The Buffalo area found itself buried under as much as 5½ feet of snow Wednesday, with another lake-effect storm expected to bring 2 to 3 more feet by late today. That could be almost 9 feet of snow!
“This is an historic event. When all is said and done, this snowstorm will break all sorts of records, and that’s saying something in Buffalo,” New York Gov. Andrew Cuomo said during a visit to the city.
So as these cold days breeze through how can you and your loved ones stay safe and warm, especially if you are trapped outside? Check out these tips below:
- When the snow starts piling up and it becomes clear that you're stuck on the road or your campsite, your best bet is to stay there. Venturing out in the snow increases the mortality rate in this type of situation, since visibility is usually close to zero and the temperature and wind are unpredictable its not worth the risk. Hunker down and plan to wait out the storm.
- If you're with other people, do not send a person out for help. This is extremely risky and is not likely to end well. It's important to stay together until the storm has passed or you're rescued.
- If you're stuck outside without a car or tent, it's imperative that you find some sort of shelter. Seek out a cave or an overhang, or look for a tarp or other materials you can use to fashion a shelter. If all else fails, build a snow cave to serve as insulation.
Keep warm and dry. Keep the windows rolled up in your car or windows covered in home. Wrap your coat, blanket, tarp, or any other type of material you have with you around your body to stay warm and to prevent frostbite outside. If you're with another person, use each other's body heat, too.
- If you're out in the wilderness, build a fire close by to keep warm and serve as a signal to attract attention.

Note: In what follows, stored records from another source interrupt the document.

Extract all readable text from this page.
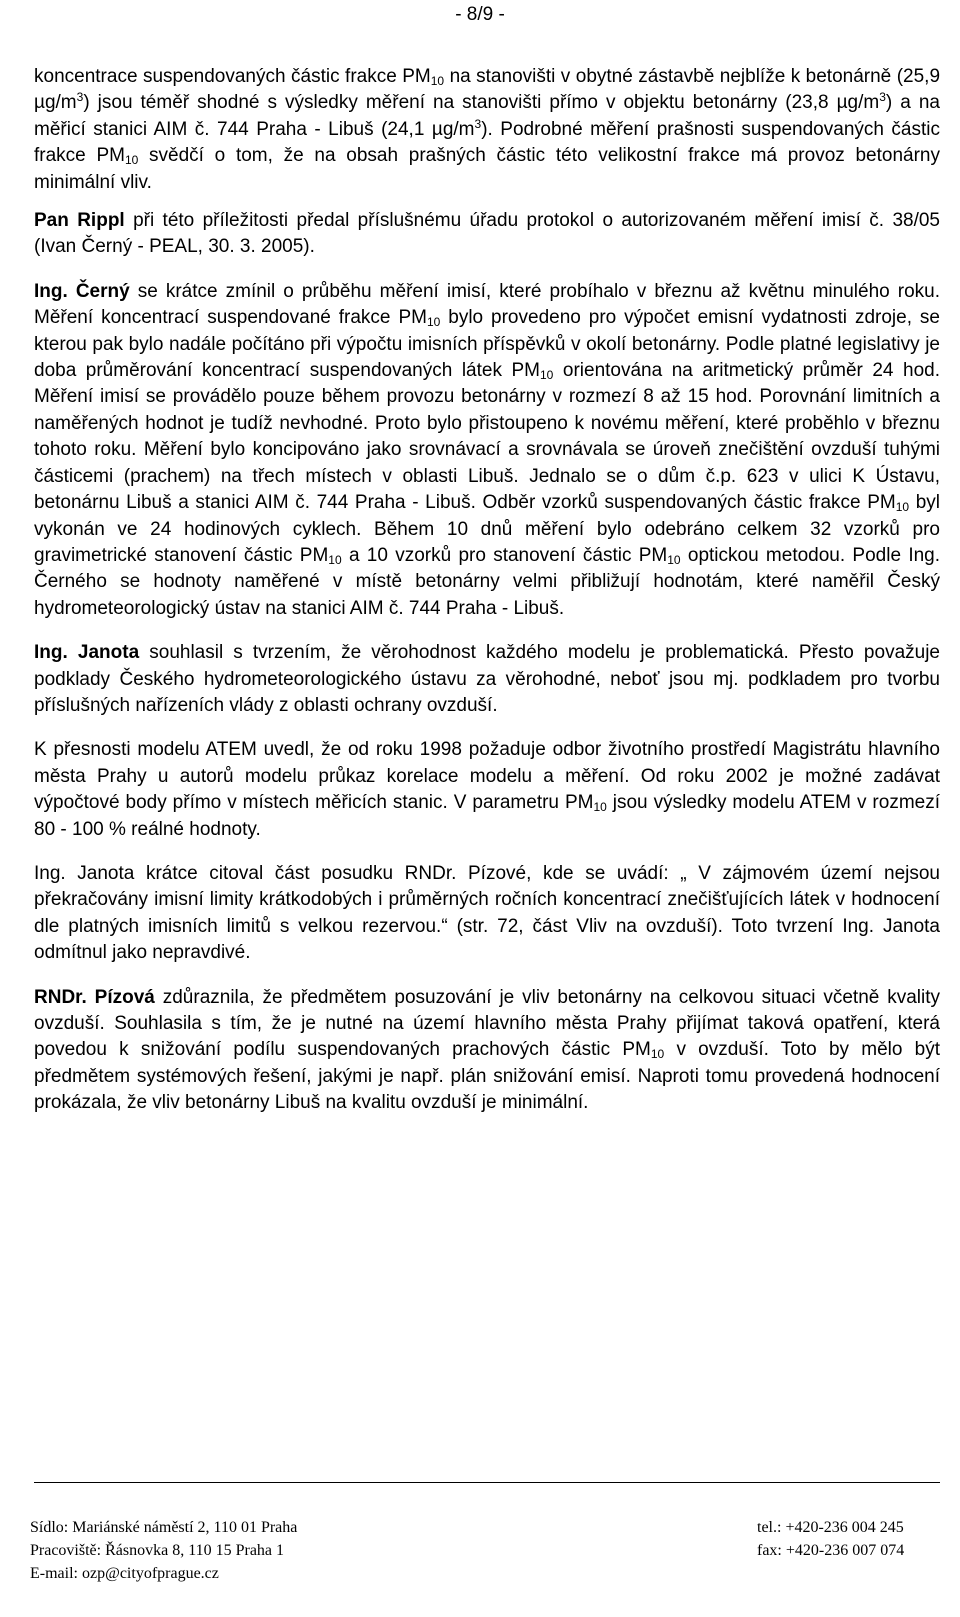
- 8/9 -

koncentrace suspendovaných částic frakce $PM_{10}$ na stanovišti v obytné zástavbě nejblíže k betonárně (25,9 $\mu g/m^3$) jsou téměř shodné s výsledky měření na stanovišti přímo v objektu betonárny (23,8 $\mu g/m^3$) a na měřicí stanici AIM č. 744 Praha - Libuš (24,1 $\mu g/m^3$). Podrobné měření prašnosti suspendovaných částic frakce $PM_{10}$ svědčí o tom, že na obsah prašných částic této velikostní frakce má provoz betonárny minimální vliv.

Pan Rippl při této příležitosti předal příslušnému úřadu protokol o autorizovaném měření imisí č. 38/05 (Ivan Černý - PEAL, 30. 3. 2005).

Ing. Černý se krátce zmínil o průběhu měření imisí, které probíhalo v březnu až květnu minulého roku. Měření koncentrací suspendované frakce $PM_{10}$ bylo provedeno pro výpočet emisní vydatnosti zdroje, se kterou pak bylo nadále počítáno při výpočtu imisních příspěvků v okolí betonárny. Podle platné legislativy je doba průměrování koncentrací suspendovaných látek $PM_{10}$ orientována na aritmetický průměr 24 hod. Měření imisí se provádělo pouze během provozu betonárny v rozmezí 8 až 15 hod. Porovnání limitních a naměřených hodnot je tudíž nevhodné. Proto bylo přistoupeno k novému měření, které proběhlo v březnu tohoto roku. Měření bylo koncipováno jako srovnávací a srovnávala se úroveň znečištění ovzduší tuhými částicemi (prachem) na třech místech v oblasti Libuš. Jednalo se o dům č.p. 623 v ulici K Ústavu, betonárnu Libuš a stanici AIM č. 744 Praha - Libuš. Odběr vzorků suspendovaných částic frakce $PM_{10}$ byl vykonán ve 24 hodinových cyklech. Během 10 dnů měření bylo odebráno celkem 32 vzorků pro gravimetrické stanovení částic $PM_{10}$ a 10 vzorků pro stanovení částic $PM_{10}$ optickou metodou. Podle Ing. Černého se hodnoty naměřené v místě betonárny velmi přibližují hodnotám, které naměřil Český hydrometeorologický ústav na stanici AIM č. 744 Praha - Libuš.

Ing. Janota souhlasil s tvrzením, že věrohodnost každého modelu je problematická. Přesto považuje podklady Českého hydrometeorologického ústavu za věrohodné, neboť jsou mj. podkladem pro tvorbu příslušných nařízeních vlády z oblasti ochrany ovzduší.

K přesnosti modelu ATEM uvedl, že od roku 1998 požaduje odbor životního prostředí Magistrátu hlavního města Prahy u autorů modelu průkaz korelace modelu a měření. Od roku 2002 je možné zadávat výpočtové body přímo v místech měřicích stanic. V parametru $PM_{10}$ jsou výsledky modelu ATEM v rozmezí 80 - 100 % reálné hodnoty.

Ing. Janota krátce citoval část posudku RNDr. Pízové, kde se uvádí: „ V zájmovém území nejsou překračovány imisní limity krátkodobých i průměrných ročních koncentrací znečišťujících látek v hodnocení dle platných imisních limitů s velkou rezervou.“ (str. 72, část Vliv na ovzduší). Toto tvrzení Ing. Janota odmítnul jako nepravdivé.

RNDr. Pízová zdůraznila, že předmětem posuzování je vliv betonárny na celkovou situaci včetně kvality ovzduší. Souhlasila s tím, že je nutné na území hlavního města Prahy přijímat taková opatření, která povedou k snižování podílu suspendovaných prachových částic $PM_{10}$ v ovzduší. Toto by mělo být předmětem systémových řešení, jakými je např. plán snižování emisí. Naproti tomu provedená hodnocení prokázala, že vliv betonárny Libuš na kvalitu ovzduší je minimální.

Sídlo: Mariánské náměstí 2, 110 01 Praha
Pracoviště: Řásnovka 8, 110 15 Praha 1
E-mail: ozp@cityofprague.cz
tel.: +420-236 004 245
fax: +420-236 007 074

- If you're in the car, let the engine run with the heat on to stay warm. However, it's very important that you don't keep the engine running if the exhaust pipe clogs with snow; this could lead to carbon monoxide poisoning, which is deadly.
Stay hydrated. This is a very important way to keep your body healthy while you're trapped. If you don't have a water supply, stay hydrated by melting snow and drinking it. Put some in a container and melt it using the fire you built or your car's heater.
- Do not eat snow. This is harmful to the body. Melt the snow and drink it instead.
- If you have food, ration it to make it last over several days. Do not eat full meals.
Determine what to do when the blizzard is over. When the snow stops falling and the sun comes back out, your physical state will help you determine what comes next. You may be able to dig your way out of your car or tent or walk away. If that seems impossible, wait for help to arrive.
Shovel safely. Many heart attacks and back injuries occur when people used to a sedentary lifestyle attempt to shovel snow. It's extremely heavy work. If you don't work out regularly, see if a neighbor has a snow blower or is willing to help shovel. Take your time shoveling, take frequent rest breaks, and drink plenty of water.
Get medical treatment if necessary. If you’re outside and you or someone in your group gets hypothermia, remove cold, wet clothes immediately and use hot water bottles and warm fluids to warm up.
Clear the roof of your home. After a very heavy snowfall, you may need to clear your roof, ideally with a roof rake. Otherwise the weight of the snow may damage your house, especially flat or low-angle roofs. Be sure your air intake for the house is clear, to avoid carbon monoxide poisoning. During a power outage you may not have a functioning alarm.